Even with the long-sought federal aid, New York has not completely shed its troubles. Scarcely is one insolvent agency rescued than another pops up. Largely because it has lent so much to the city, New York State has a tough time borrowing money. Four state agencies, financed by the dubious "moral obligation" bonds, are in danger of default. If they cannot repay the $1.5 billion they owe over the next three months, they will become another financial drain on the hard-pressed state. To avert default, David Rockefeller, chairman of Chase Manhattan Bank, said federal aid might have to be given to the agencies.

In many ways, New York City's long-term prospects remain bleak. More austerity lies ahead for a city whose services and safety have been declining alarmingly for the past few years. Schools and libraries, parks and tennis courts, hospitals and day care centers will be more crowded and less well maintained. Last week the city halted 46 construction projects.
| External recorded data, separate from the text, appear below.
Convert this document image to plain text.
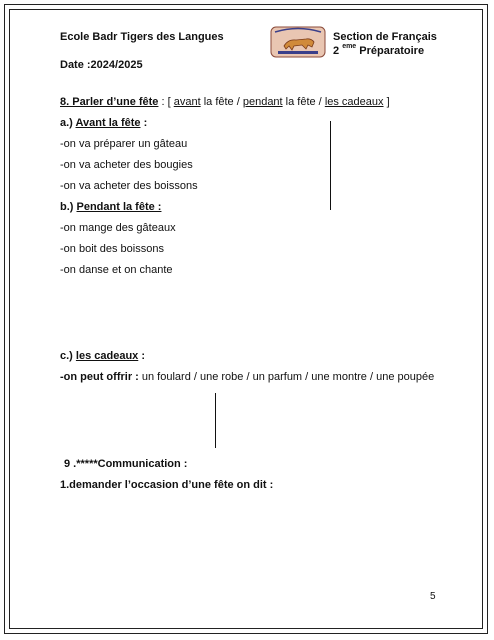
Ecole Badr Tigers des Langues	Section de Français
2 $^{eme}$ Préparatoire
Date :2024/2025
8. Parler d’une fête : [ avant la fête / pendant la fête / les cadeaux ]
a.) Avant la fête :
-on va préparer un gâteau
-on va acheter des bougies
-on va acheter des boissons
b.) Pendant la fête :
-on mange des gâteaux
-on boit des boissons
-on danse et on chante
c.) les cadeaux :
-on peut offrir : un foulard / une robe / un parfum / une montre / une poupée
9 .*****Communication :
1.demander l’occasion d’une fête on dit :
5
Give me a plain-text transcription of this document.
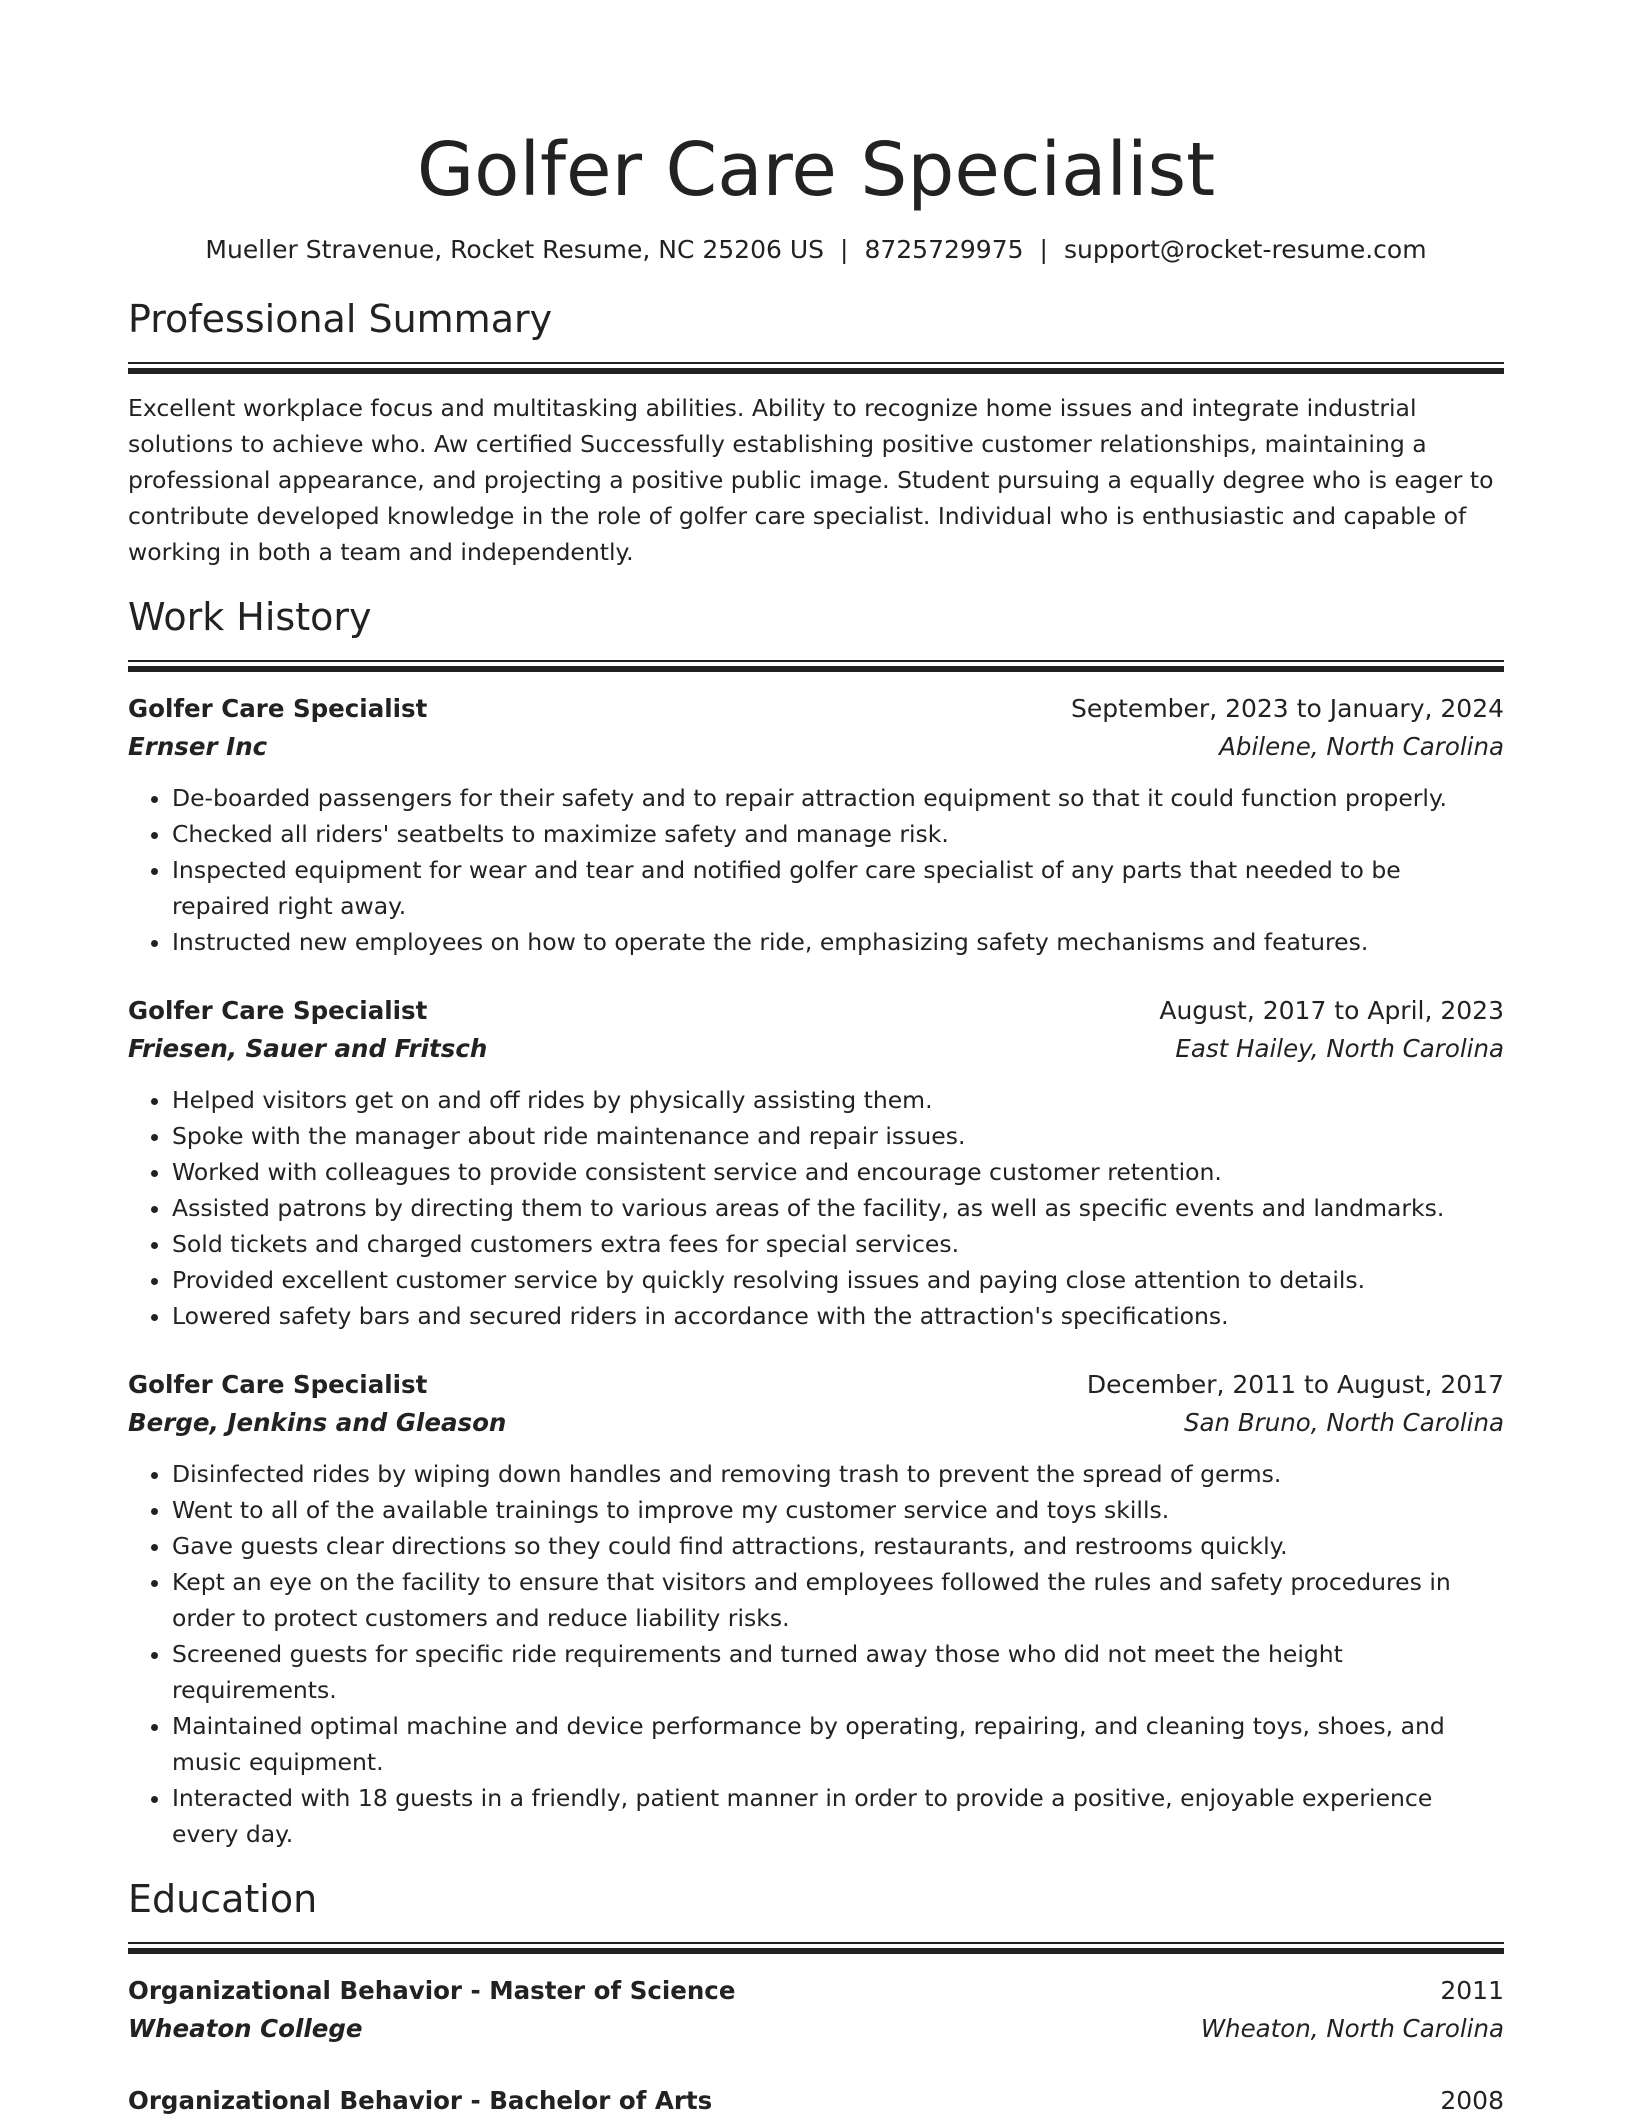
Golfer Care Specialist
Mueller Stravenue, Rocket Resume, NC 25206 US | 8725729975 | support@rocket-resume.com
Professional Summary
Excellent workplace focus and multitasking abilities. Ability to recognize home issues and integrate industrial solutions to achieve who. Aw certified Successfully establishing positive customer relationships, maintaining a professional appearance, and projecting a positive public image. Student pursuing a equally degree who is eager to contribute developed knowledge in the role of golfer care specialist. Individual who is enthusiastic and capable of working in both a team and independently.
Work History
Golfer Care Specialist	September, 2023 to January, 2024
Ernser Inc	Abilene, North Carolina
• De-boarded passengers for their safety and to repair attraction equipment so that it could function properly.
• Checked all riders' seatbelts to maximize safety and manage risk.
• Inspected equipment for wear and tear and notified golfer care specialist of any parts that needed to be repaired right away.
• Instructed new employees on how to operate the ride, emphasizing safety mechanisms and features.
Golfer Care Specialist	August, 2017 to April, 2023
Friesen, Sauer and Fritsch	East Hailey, North Carolina
• Helped visitors get on and off rides by physically assisting them.
• Spoke with the manager about ride maintenance and repair issues.
• Worked with colleagues to provide consistent service and encourage customer retention.
• Assisted patrons by directing them to various areas of the facility, as well as specific events and landmarks.
• Sold tickets and charged customers extra fees for special services.
• Provided excellent customer service by quickly resolving issues and paying close attention to details.
• Lowered safety bars and secured riders in accordance with the attraction's specifications.
Golfer Care Specialist	December, 2011 to August, 2017
Berge, Jenkins and Gleason	San Bruno, North Carolina
• Disinfected rides by wiping down handles and removing trash to prevent the spread of germs.
• Went to all of the available trainings to improve my customer service and toys skills.
• Gave guests clear directions so they could find attractions, restaurants, and restrooms quickly.
• Kept an eye on the facility to ensure that visitors and employees followed the rules and safety procedures in order to protect customers and reduce liability risks.
• Screened guests for specific ride requirements and turned away those who did not meet the height requirements.
• Maintained optimal machine and device performance by operating, repairing, and cleaning toys, shoes, and music equipment.
• Interacted with 18 guests in a friendly, patient manner in order to provide a positive, enjoyable experience every day.
Education
Organizational Behavior - Master of Science	2011
Wheaton College	Wheaton, North Carolina
Organizational Behavior - Bachelor of Arts	2008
The city's largely free universities are about to restrict their costly open admissions program, which admits every high school graduate. Now it is probable that students who have less than a C average or who rank in the lower third of their class will have to take a test to show that they have an eighth-grade level in reading and math.

Job Stampede. Last week all 338,000 welfare check recipients were mailed new eligibility forms; they must return satisfactory answers within ten days or face elimination from the rolls. Similarly, a state report last week urged that welfare benefits be reduced because an average family of four on relief gets — in cash, rent subsidies, Medicaid, food stamps and other benefits — nearly as much as an average working family of four. As programs and benefits are reduced, the underprivileged — largely blacks and Hispanic Americans — may choose to move to areas where it costs less to live. Thus, while minorities will continue to grow in proportion to the rest of the population, the trend eventually could taper off.

More immediately, higher taxes will drive middle-class people and businesses out of New York. "This migration has been going on a long time," says George Sternlieb, an urbanologist at Rutgers University. "Now the flow is a stampede." In the first nine months of 1975, the city has lost 193,000 jobs.